И дома его не оставляют без внимания, и на людях тоже. Да и Малка не решается отпустить Богданку одного, сопровождает его или зовет в княжеский терем тех, кто хотел бы повидать сына. Словно дитя, радуется и цветет, глядя на выздоровевшего сына, что он, как и все, удостоен наивысшей благодати из благодатей божьих – видеть свет и людей в нем.
Как же сказать ей, если доведется: он – княжий сын, время ему возвращаться к ратной науке? А говорить рано или поздно придется.
Знал, говорить сейчас не время, когда-нибудь потом, потому и не спешил с преждевременными хлопотами. Подумал, да и забыл. Зато Малка не забыла напомнить ему о своем:
– Это что же оно будет, Волот? – сказала и пристально посмотрела.
– А что должно быть? С кем?
– Говорю о Богданке. Спрашивал ныне, не приедут ли к нам Вепры. Сразу подумала: он о Зоринке Вепровой думает как о суженой и хочет ее видеть.
– Пустое, Малка. Мал он еще, чтобы думать об этом.
– Ой нет, не так уж и мал. Скоро пятнадцатый год пойдет. А какого горя изведал… И Зоринка не забывала его, пока болел. Частенько наведывалась в Соколиную Вежу. Да и щебетуха какая. Сам видел и знаешь: не в отца – в мать пошла. Вот и нащебетала отроку желание-мечту.
Князь то ли не поверил ей, то ли не захотел верить.
– Жаль, – вздохнул. – Жаль, Малка, если Богданко на самом деле взлелеял в себе такие надежды.
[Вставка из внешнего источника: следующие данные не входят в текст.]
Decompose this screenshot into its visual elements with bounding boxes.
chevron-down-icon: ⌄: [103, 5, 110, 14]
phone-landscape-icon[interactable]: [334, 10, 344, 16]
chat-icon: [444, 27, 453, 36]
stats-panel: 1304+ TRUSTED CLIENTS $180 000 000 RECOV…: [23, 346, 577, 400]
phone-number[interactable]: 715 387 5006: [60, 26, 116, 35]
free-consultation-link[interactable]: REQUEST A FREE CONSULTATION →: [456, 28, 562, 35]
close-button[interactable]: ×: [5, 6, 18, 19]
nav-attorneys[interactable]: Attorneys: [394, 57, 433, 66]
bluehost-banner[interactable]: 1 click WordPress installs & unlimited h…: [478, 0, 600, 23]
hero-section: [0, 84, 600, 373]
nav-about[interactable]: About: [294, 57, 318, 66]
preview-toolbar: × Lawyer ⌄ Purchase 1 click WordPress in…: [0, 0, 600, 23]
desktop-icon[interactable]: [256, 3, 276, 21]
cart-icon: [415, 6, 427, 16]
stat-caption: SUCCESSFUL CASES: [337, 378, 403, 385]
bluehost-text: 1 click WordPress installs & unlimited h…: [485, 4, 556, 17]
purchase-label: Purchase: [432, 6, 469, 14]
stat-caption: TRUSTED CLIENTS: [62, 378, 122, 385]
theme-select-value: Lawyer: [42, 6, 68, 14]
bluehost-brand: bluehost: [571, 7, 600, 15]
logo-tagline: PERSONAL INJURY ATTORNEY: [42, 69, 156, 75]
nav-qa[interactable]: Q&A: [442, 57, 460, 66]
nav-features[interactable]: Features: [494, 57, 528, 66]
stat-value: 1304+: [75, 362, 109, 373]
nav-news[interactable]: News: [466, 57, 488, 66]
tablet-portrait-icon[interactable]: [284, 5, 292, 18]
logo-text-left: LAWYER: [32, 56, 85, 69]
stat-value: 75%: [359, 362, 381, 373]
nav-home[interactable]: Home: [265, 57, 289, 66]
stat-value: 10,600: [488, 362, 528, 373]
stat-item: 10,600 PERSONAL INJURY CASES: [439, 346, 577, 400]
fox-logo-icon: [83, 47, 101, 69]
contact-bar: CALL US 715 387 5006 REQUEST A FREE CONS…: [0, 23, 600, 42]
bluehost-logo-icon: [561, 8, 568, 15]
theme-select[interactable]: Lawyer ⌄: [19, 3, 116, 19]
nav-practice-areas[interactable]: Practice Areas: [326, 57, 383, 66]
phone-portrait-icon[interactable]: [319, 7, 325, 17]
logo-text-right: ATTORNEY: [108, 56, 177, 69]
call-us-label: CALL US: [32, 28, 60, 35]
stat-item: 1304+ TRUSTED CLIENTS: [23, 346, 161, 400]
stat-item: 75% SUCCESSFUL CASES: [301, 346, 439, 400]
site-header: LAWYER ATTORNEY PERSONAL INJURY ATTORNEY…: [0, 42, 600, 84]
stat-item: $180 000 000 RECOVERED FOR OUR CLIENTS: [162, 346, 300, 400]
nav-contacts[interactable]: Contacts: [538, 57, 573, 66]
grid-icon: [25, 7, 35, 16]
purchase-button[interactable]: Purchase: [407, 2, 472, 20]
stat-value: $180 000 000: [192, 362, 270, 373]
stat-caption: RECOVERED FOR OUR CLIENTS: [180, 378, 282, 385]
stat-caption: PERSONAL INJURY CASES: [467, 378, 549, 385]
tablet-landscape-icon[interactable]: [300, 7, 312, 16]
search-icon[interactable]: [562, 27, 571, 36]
Слышала же и знаешь: Вепр отрекся от нас после смерти сына.
– Неужели на мир и надеяться нельзя?
– Выходит, так. Сказал, что не хочет быть воеводой в княжеской дружине, и уехал на дарованные ему земли при Дунае.
– А может, это он свою боль прячет за тем отчуждением?
– Ой, нет, чует сердце: нехорошее что-то замыслил бывший побратим. Да и верные люди доносят это до ушей.
– Может, тебе следует поехать, объясниться?
Волот недобро взглянул на жену.
– Хочешь сказать – повиниться?
– А почему бы и нет? Вина хоть и невольная, а есть. А невольную вину всегда можно объяснить.
– Только не Вепру. Как с ума сошел: и лютует, и пенится от злости, и угрожает. Будто я виноват, что его сын дошел до татьбы и заслужил позорную смерть.
– Вепр – отец, его можно понять.
– Я-то понимаю. А пойди спроси у Вепра, почему он не хочет всех нас понимать? Ему больно, что потерял сына. А сотнику из уличей не больно? Всему народу тиверскому не больно было бы, если бы дошло до наездов, а то и до настоящей сечи с уличами? Знаешь ли, скольких девок постигло бы тогда бесчестье и сколько бы мужей мы потеряли, если бы послушали Вепра и с оружием отбили его Боривоя? Ведь этим порушили бы вечный мир между кровными племенами.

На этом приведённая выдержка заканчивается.